Writing to you straight out of the Old West

This column comes to you from the Old West, near Hays City, Kansas -- we passed through Hays coming and going, but most of our time was spent about 70-some miles north along the Kansas-Nebraska line.

Hays, once called Hays City, was the site of historic Fort Hays. The old fort -- not a wooden stockade as often portrayed in old Westerns, but a number of buildings to quarter soldiers with a blockhouse made of cut native limestone in which to take shelter and from which to withstand attacks from warring bands of Native Americans -- was located here first to protect stage and freight wagons of the Butterfield Overland Dispatch traveling the Smoky Hill Trail to Denver and, soon after, railroad workers building rail lines to the west.

The fort, originally called Ft. Fletcher after the governor of Missouri, was renamed after Civil War general Alexander Hays, who had been killed in 1864 at the Battle of the Wilderness. The fort served as the garrison for the 5th Infantry, the 7th and the 10th Calvary. The soldiers of the 10th Calvary are better known as the Buffalo Soldiers.

Some of these soldiers were involved in a battle which could have turned out like Little Bighorn. In the summer of 1867, they had followed a small band of Native Americans who had killed a group of railroad workers near Hays north to Prairie Dog Creek on the Kansas-Nebraska line (not far from where I used to live) and there found themselves far outnumbered and under attack by about 800 warriors led by Chief Satanta of the Kiowa, and Roman Nose, a war chief of the Cheyenne. The cavalry soldiers retreated toward Ft. Hays in a box formation, taking shelter in gullies and washes for three or more days, before finally breaking free and returning to the fort.

I could tell you more details of such battles during the years of the Indian Wars, but I will move on to other histories here.

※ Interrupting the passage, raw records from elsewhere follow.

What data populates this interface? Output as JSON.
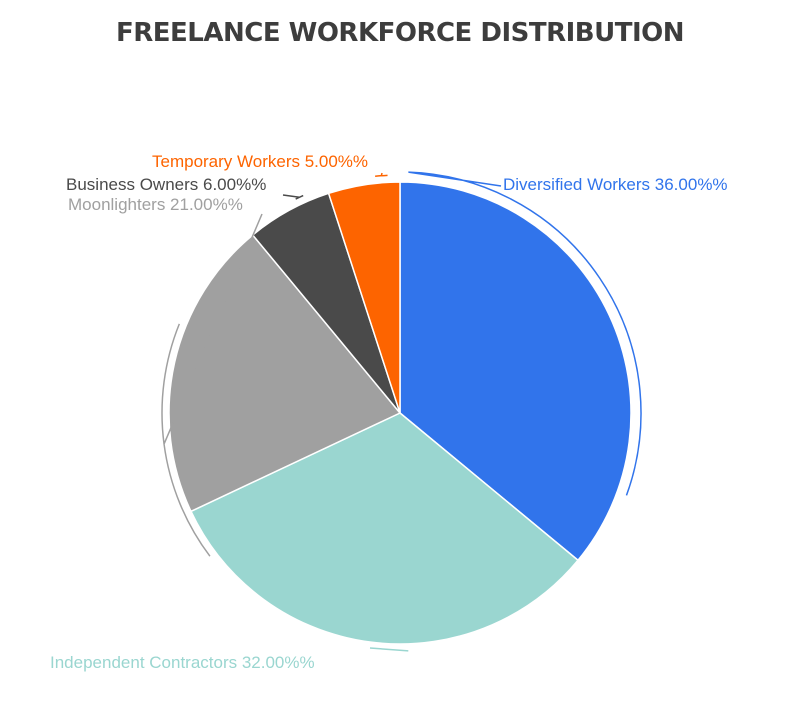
{
  "chart_data": {
    "type": "pie",
    "title": "FREELANCE WORKFORCE DISTRIBUTION",
    "slices": [
      {
        "label": "Diversified Workers",
        "value": 36.0,
        "display": "Diversified Workers 36.00%%",
        "color": "#3174eb"
      },
      {
        "label": "Independent Contractors",
        "value": 32.0,
        "display": "Independent Contractors 32.00%%",
        "color": "#9ad6d0"
      },
      {
        "label": "Moonlighters",
        "value": 21.0,
        "display": "Moonlighters 21.00%%",
        "color": "#a0a0a0"
      },
      {
        "label": "Business Owners",
        "value": 6.0,
        "display": "Business Owners 6.00%%",
        "color": "#4a4a4a"
      },
      {
        "label": "Temporary Workers",
        "value": 5.0,
        "display": "Temporary Workers 5.00%%",
        "color": "#fd6400"
      }
    ],
    "start_angle": "top",
    "direction": "clockwise",
    "legend": "none"
  }
}
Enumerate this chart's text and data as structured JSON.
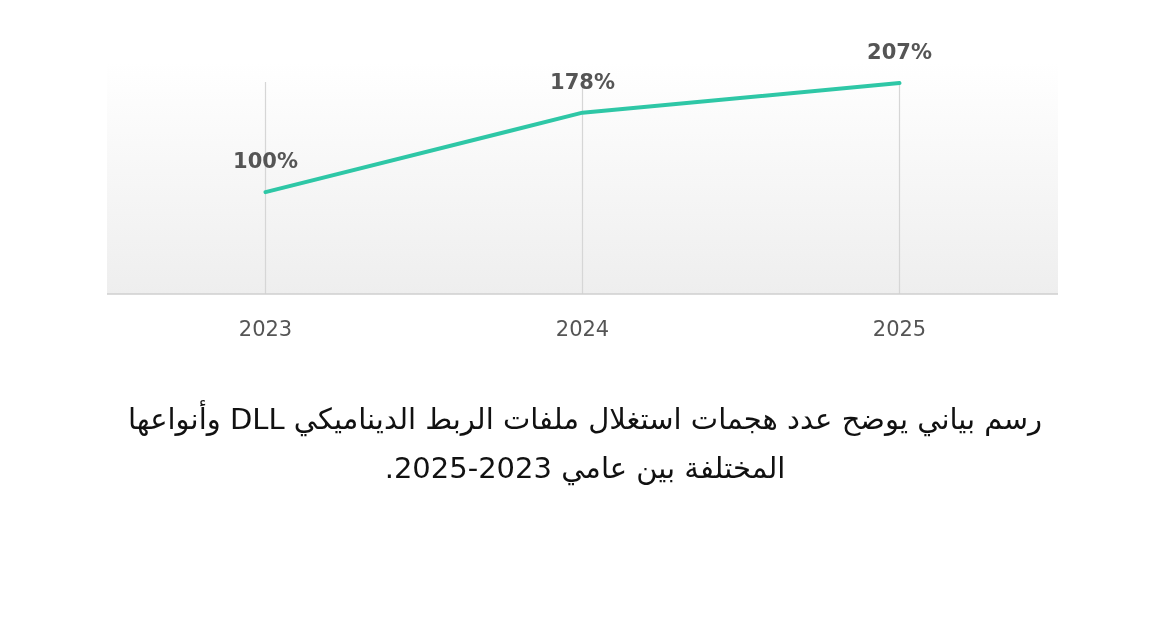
{
  "chart_data": {
    "type": "line",
    "title": "رسم بياني يوضح عدد هجمات استغلال ملفات الربط الديناميكي DLL وأنواعها المختلفة بين عامي 2023-2025.",
    "categories": [
      "2023",
      "2024",
      "2025"
    ],
    "series": [
      {
        "color": "#2ec7a6",
        "values": [
          100,
          178,
          207
        ],
        "value_labels": [
          "100%",
          "178%",
          "207%"
        ]
      }
    ],
    "grid": "x",
    "marker": "none",
    "line_style": "solid"
  }
}
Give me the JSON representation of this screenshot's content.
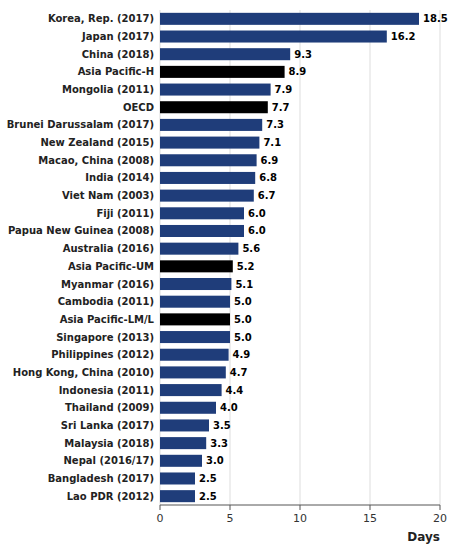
{
  "chart_data": {
    "type": "bar",
    "orientation": "horizontal",
    "categories": [
      "Korea, Rep. (2017)",
      "Japan (2017)",
      "China (2018)",
      "Asia Pacific-H",
      "Mongolia (2011)",
      "OECD",
      "Brunei Darussalam (2017)",
      "New Zealand (2015)",
      "Macao, China (2008)",
      "India (2014)",
      "Viet Nam (2003)",
      "Fiji (2011)",
      "Papua New Guinea (2008)",
      "Australia (2016)",
      "Asia Pacific-UM",
      "Myanmar (2016)",
      "Cambodia (2011)",
      "Asia Pacific-LM/L",
      "Singapore (2013)",
      "Philippines (2012)",
      "Hong Kong, China (2010)",
      "Indonesia (2011)",
      "Thailand (2009)",
      "Sri Lanka (2017)",
      "Malaysia (2018)",
      "Nepal (2016/17)",
      "Bangladesh (2017)",
      "Lao PDR (2012)"
    ],
    "values": [
      18.5,
      16.2,
      9.3,
      8.9,
      7.9,
      7.7,
      7.3,
      7.1,
      6.9,
      6.8,
      6.7,
      6.0,
      6.0,
      5.6,
      5.2,
      5.1,
      5.0,
      5.0,
      5.0,
      4.9,
      4.7,
      4.4,
      4.0,
      3.5,
      3.3,
      3.0,
      2.5,
      2.5
    ],
    "value_labels": [
      "18.5",
      "16.2",
      "9.3",
      "8.9",
      "7.9",
      "7.7",
      "7.3",
      "7.1",
      "6.9",
      "6.8",
      "6.7",
      "6.0",
      "6.0",
      "5.6",
      "5.2",
      "5.1",
      "5.0",
      "5.0",
      "5.0",
      "4.9",
      "4.7",
      "4.4",
      "4.0",
      "3.5",
      "3.3",
      "3.0",
      "2.5",
      "2.5"
    ],
    "colors": [
      "#1f3d7a",
      "#1f3d7a",
      "#1f3d7a",
      "#000000",
      "#1f3d7a",
      "#000000",
      "#1f3d7a",
      "#1f3d7a",
      "#1f3d7a",
      "#1f3d7a",
      "#1f3d7a",
      "#1f3d7a",
      "#1f3d7a",
      "#1f3d7a",
      "#000000",
      "#1f3d7a",
      "#1f3d7a",
      "#000000",
      "#1f3d7a",
      "#1f3d7a",
      "#1f3d7a",
      "#1f3d7a",
      "#1f3d7a",
      "#1f3d7a",
      "#1f3d7a",
      "#1f3d7a",
      "#1f3d7a",
      "#1f3d7a"
    ],
    "xlim": [
      0,
      20
    ],
    "xticks": [
      0,
      5,
      10,
      15,
      20
    ],
    "xlabel": "Days",
    "grid": true,
    "data_labels": true
  }
}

Hays City and Ft. Hays were, for a time, home to such notable characters as Buffalo Bill Cody, George Armstrong Custer, Calamity Jane and Wild Bill Hickock. Most know, at least in part, the story of Custer. Hickock was sheriff here for a short time and reportedly killed two men in gunfights during his first month in office.

A later sheriff of the county in which Hays is the county seat was killed in the county north, where I served for a time as a deputy sheriff. In June of 1875, Alexander Ramsey, described in the newspaper as an honest and good sheriff, followed the tracks of stolen ponies north. When he confronted the thieves on the street in Stockton, a gun battle ensued and Ramsey and one of the thieves fell mortally wounded. Surprisingly, a wounded horse thief who got away was later arrested and tried but acquitted because the string of ponies was stolen, not from white settlers, but from Native Americans.

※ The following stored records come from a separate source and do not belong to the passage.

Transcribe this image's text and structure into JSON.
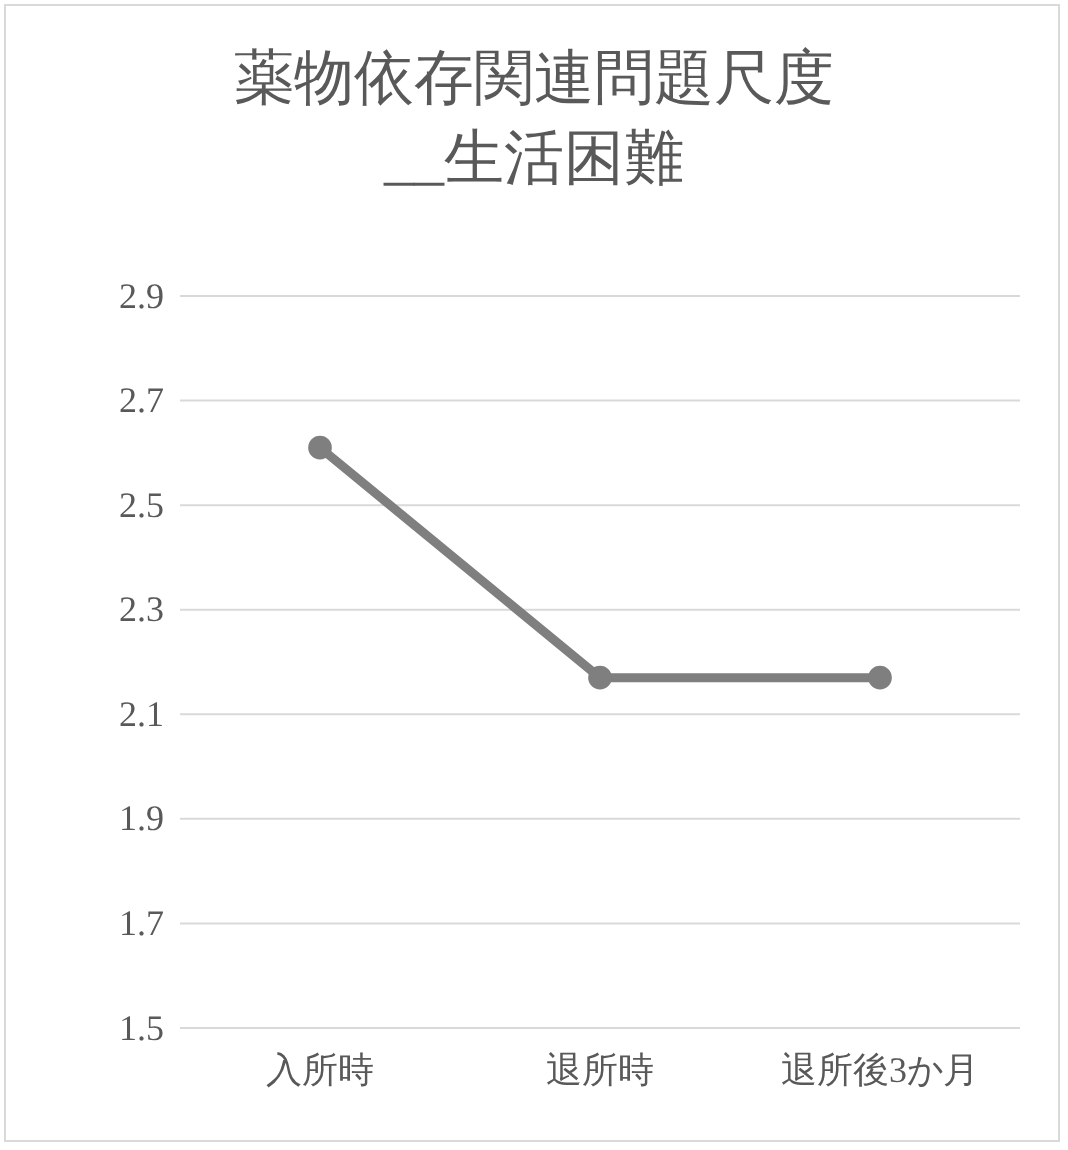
{
  "chart_data": {
    "type": "line",
    "title": "薬物依存関連問題尺度__生活困難",
    "categories": [
      "入所時",
      "退所時",
      "退所後3か月"
    ],
    "series": [
      {
        "color": "#7f7f7f",
        "values": [
          2.61,
          2.17,
          2.17
        ]
      }
    ],
    "ylim": [
      1.5,
      2.9
    ],
    "yticks": [
      1.5,
      1.7,
      1.9,
      2.1,
      2.3,
      2.5,
      2.7,
      2.9
    ],
    "grid": "y",
    "marker": "circle",
    "line_style": "solid"
  }
}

Anyway, the newspaper accounts of Hays gunfights, lynchings and other crimes won't all fit here. Let it suffice to say that Hays City was a rough Old West town in the 1800s. The original Boot Hill Cemetery was not in Dodge City, but here.

One newspaper account described the town in this way: "Hays City, Kansas, is not a pleasant place to live in, or to die in. People die there more readily than they can live there; and the graves with which the cemetery is abundantly studded are of what may be called abnormal origin. The revolver is a more prolific source of obituaries than any other disease, and bowel complaint is far less fatal than the Bowie-knife. For years past, Hays City has been the abode of the most desperate characters in the Union, and consequently the scene of the most terrible tragedies which ever made even the inhabitants of that dark and bloody border country ashamed of the reputation and of their class and locality."

Those days are long past and Hays is a pretty nice town now, a college town and the leading city of the whole northwest corner of the state. There's a Walmart here, plenty of restaurants and hotels and an excellent hospital. I haven't heard of a single shooting or saloon hall brawl since we've been in the area.

Of course, just a few years ago, Mrs. Griz was born in Hays, but I haven't found any criminal activity attributed to her name here in the old papers.